J’étais bien confuse devant ces doubles personnalités au départ, j’allais jusqu’à penser que la société équatorienne était quand même bien hypocrite : le même mec qui porte une médaille Jésus autour du cou est un délinquant qui cache un couteau dans sa poche ; la même minette qui me dit qu’il faut faire confiance à Dieu est enceinte d’un mec qu’elle ne connait pas.

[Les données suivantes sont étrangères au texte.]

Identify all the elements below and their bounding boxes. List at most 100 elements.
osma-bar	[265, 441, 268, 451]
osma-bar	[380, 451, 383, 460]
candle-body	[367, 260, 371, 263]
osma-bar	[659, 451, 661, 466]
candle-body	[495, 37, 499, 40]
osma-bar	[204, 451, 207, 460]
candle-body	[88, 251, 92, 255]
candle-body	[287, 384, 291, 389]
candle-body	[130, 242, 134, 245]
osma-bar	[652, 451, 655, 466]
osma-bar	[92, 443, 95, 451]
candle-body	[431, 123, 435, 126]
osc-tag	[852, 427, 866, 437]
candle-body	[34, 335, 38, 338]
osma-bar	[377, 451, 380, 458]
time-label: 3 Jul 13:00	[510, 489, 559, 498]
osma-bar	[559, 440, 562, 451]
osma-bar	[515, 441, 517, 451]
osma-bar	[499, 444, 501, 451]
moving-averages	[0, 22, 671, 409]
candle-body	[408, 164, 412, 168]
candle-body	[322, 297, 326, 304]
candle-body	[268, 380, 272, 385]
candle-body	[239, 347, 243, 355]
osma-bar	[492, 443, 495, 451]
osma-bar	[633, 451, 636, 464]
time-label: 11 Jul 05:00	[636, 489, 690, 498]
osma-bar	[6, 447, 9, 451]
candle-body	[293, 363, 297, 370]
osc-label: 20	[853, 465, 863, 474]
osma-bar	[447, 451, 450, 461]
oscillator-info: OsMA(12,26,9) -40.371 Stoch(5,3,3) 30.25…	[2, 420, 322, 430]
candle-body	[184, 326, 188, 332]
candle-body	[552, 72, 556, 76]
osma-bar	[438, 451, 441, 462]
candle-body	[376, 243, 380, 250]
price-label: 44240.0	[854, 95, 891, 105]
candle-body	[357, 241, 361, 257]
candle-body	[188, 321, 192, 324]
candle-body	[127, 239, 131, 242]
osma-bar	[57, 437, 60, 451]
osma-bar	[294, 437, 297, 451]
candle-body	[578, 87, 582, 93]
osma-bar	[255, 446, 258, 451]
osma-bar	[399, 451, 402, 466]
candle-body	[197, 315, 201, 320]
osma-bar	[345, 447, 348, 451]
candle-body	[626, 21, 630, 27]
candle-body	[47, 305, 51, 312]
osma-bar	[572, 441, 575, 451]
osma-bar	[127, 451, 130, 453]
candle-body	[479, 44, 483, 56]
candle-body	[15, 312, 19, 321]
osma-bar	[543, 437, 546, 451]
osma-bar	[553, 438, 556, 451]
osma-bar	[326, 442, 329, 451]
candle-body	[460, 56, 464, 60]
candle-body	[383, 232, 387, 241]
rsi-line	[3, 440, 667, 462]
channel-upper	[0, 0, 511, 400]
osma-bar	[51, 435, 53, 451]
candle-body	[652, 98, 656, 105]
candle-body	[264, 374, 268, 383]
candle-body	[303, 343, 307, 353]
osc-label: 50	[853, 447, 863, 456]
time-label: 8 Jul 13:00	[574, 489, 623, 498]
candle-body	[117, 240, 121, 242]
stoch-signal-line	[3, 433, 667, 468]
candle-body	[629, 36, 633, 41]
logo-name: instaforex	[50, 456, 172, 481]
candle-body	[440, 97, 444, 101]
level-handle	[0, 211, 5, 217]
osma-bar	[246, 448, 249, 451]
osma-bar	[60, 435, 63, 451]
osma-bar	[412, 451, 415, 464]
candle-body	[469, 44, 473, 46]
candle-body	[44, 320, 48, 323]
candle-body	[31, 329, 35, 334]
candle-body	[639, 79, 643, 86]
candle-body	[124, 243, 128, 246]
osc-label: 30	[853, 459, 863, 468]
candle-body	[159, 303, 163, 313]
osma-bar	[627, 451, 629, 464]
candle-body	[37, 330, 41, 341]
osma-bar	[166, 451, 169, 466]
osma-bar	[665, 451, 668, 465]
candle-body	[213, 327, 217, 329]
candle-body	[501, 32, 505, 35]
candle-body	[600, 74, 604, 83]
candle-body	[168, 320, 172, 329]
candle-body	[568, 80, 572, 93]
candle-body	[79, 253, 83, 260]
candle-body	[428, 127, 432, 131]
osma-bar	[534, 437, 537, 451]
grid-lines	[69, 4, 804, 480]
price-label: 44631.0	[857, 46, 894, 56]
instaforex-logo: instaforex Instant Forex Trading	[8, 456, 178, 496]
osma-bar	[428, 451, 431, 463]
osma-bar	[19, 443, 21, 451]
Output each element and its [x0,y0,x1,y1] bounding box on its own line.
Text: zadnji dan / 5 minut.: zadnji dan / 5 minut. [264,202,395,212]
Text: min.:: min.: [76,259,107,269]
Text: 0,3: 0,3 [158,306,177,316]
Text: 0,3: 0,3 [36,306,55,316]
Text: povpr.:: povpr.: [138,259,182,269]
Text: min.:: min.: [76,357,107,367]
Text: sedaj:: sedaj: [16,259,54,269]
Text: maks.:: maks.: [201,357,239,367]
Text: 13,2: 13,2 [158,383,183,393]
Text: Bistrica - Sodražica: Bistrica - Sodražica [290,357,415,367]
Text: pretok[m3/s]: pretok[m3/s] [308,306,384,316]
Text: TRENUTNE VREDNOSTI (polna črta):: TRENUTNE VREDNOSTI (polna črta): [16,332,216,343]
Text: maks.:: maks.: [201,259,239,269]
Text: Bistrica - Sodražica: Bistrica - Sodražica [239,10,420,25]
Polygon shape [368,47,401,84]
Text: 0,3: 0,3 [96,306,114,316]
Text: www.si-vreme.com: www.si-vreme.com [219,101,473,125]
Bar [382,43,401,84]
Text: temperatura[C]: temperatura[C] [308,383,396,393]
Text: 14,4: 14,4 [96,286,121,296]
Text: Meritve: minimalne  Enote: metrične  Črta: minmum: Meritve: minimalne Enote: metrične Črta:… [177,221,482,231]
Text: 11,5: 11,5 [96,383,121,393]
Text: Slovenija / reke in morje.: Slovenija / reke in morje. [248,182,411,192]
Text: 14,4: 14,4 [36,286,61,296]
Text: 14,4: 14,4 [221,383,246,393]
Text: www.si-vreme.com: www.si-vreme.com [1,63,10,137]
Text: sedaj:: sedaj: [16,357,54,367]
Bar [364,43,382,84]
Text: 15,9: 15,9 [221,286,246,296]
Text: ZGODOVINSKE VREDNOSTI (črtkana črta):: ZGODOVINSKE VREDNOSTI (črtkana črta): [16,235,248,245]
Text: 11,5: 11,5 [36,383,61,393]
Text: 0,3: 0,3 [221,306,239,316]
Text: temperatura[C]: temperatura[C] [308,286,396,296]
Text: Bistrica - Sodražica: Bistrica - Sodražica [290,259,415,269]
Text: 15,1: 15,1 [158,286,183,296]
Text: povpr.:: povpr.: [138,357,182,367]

Les relations homme-femme sont assez délicates aussi. Il est socialement inacceptable qu’une fille ou femme non-mariée reste seule avec un homme dans sa maison… du coup, la ville s’est remplie de petits hôtels expressément conçus pour les relations sexuelles entre deux personnes non-mariées. Le sexe est partout, de la tenue ultra-moulante de la femme dans le bus aux danses très-hot de reggaeton, en passant par les blagues salaces de « doble sentido » (double sens) et la façon dont les hommes nous interpellent dans la rue. Mais alors, hors de question d’en parler. Les sujets sexuels sont très tabous, même entre amis. S’il s’agit d’en parler c’est sur un ton très pudique, à voix basse, et on ne s’y attarde pas trop hein. Moi qui ai l’habitude d’avoir des gros cochons de potes français qui n’ont que ce sujet de conversation à la bouche, je me suis tout d’un coup sentie très gênée lorsque j’ai essayé de l’aborder pour la première fois pendant un « Je n’ai jamais » où tout le monde m’a regardé à moitié choqué, à moitié amusé, comme si c’était la première fois que quelqu’un avait eu l’audace d’en parler aussi directement. Oups.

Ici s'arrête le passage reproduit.